Hiring risk and compliance talent is tough enough in Singapore and Hong Kong, but in emerging markets like mainland China and Indonesia, DBS is finding it even more difficult. “Recruitment for specialised positions like compliance continues to be a challenge because of the comparatively smaller talent pool. It usually takes longer to hire for these roles,” explains Phua.
The next overseas hiring challenge for DBS is finding more data analytics professionals. “We’re focusing on data analytics to get insights to make better business decisions and we’re looking to recruit employees who are technology and social-media savvy and can tackle problems with a digital mindset,” explains Phua.
There’s a familiar problem on the horizon, though. As we reported last month, other banks in Asia – including J.P. Morgan, Deutsche Bank and Citi – are also taking on more data scientists and analysts in Asia. “The demand for such talent is higher than the supply and we see a shortage of experienced data analysts in the region,” says Phua. “So we’re open to recruiting from start-ups and technology and social-media companies, keeping a lookout for up-and-coming UX designers, app developers, digital marketers and social-media evangelists.”
But not all of DBS’ regional hiring needs this year will be met by poaching people from other companies. In 2014, about 25% of its vacancies were filled by existing staff transferring between countries and/or departments.

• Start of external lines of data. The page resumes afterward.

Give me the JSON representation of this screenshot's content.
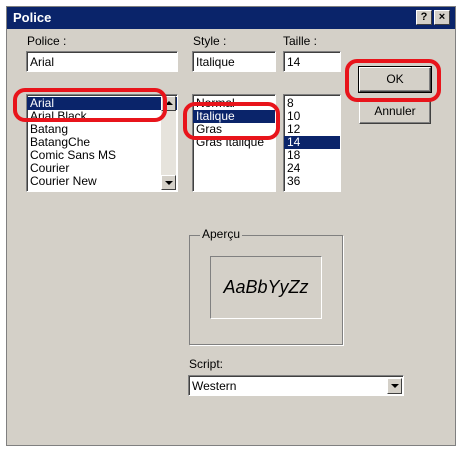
{
  "window": {
    "title": "Police",
    "help_glyph": "?",
    "close_glyph": "×"
  },
  "font": {
    "label": "Police :",
    "value": "Arial",
    "items": [
      "Arial",
      "Arial Black",
      "Batang",
      "BatangChe",
      "Comic Sans MS",
      "Courier",
      "Courier New"
    ],
    "selected": "Arial"
  },
  "style": {
    "label": "Style :",
    "value": "Italique",
    "items": [
      "Normal",
      "Italique",
      "Gras",
      "Gras Italique"
    ],
    "selected": "Italique"
  },
  "size": {
    "label": "Taille :",
    "value": "14",
    "items": [
      "8",
      "10",
      "12",
      "14",
      "18",
      "24",
      "36"
    ],
    "selected": "14"
  },
  "buttons": {
    "ok": "OK",
    "cancel": "Annuler"
  },
  "preview": {
    "label": "Aperçu",
    "sample": "AaBbYyZz"
  },
  "script": {
    "label": "Script:",
    "value": "Western"
  },
  "colors": {
    "selection": "#0a246a",
    "highlight_circle": "#e8141b",
    "dialog_bg": "#d4d0c8"
  }
}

DBS also runs rotational schemes for employees to gain overseas experience. “Through our internal mobility programme, people are mobilised to work on important projects overseas or rotated into roles in our key markets,” says Phua. “We’ve also launched two other programmes where more junior employees get the opportunity to work in another DBS office and develop their skills exponentially through this overseas exposure. This rotation could last up to two years.”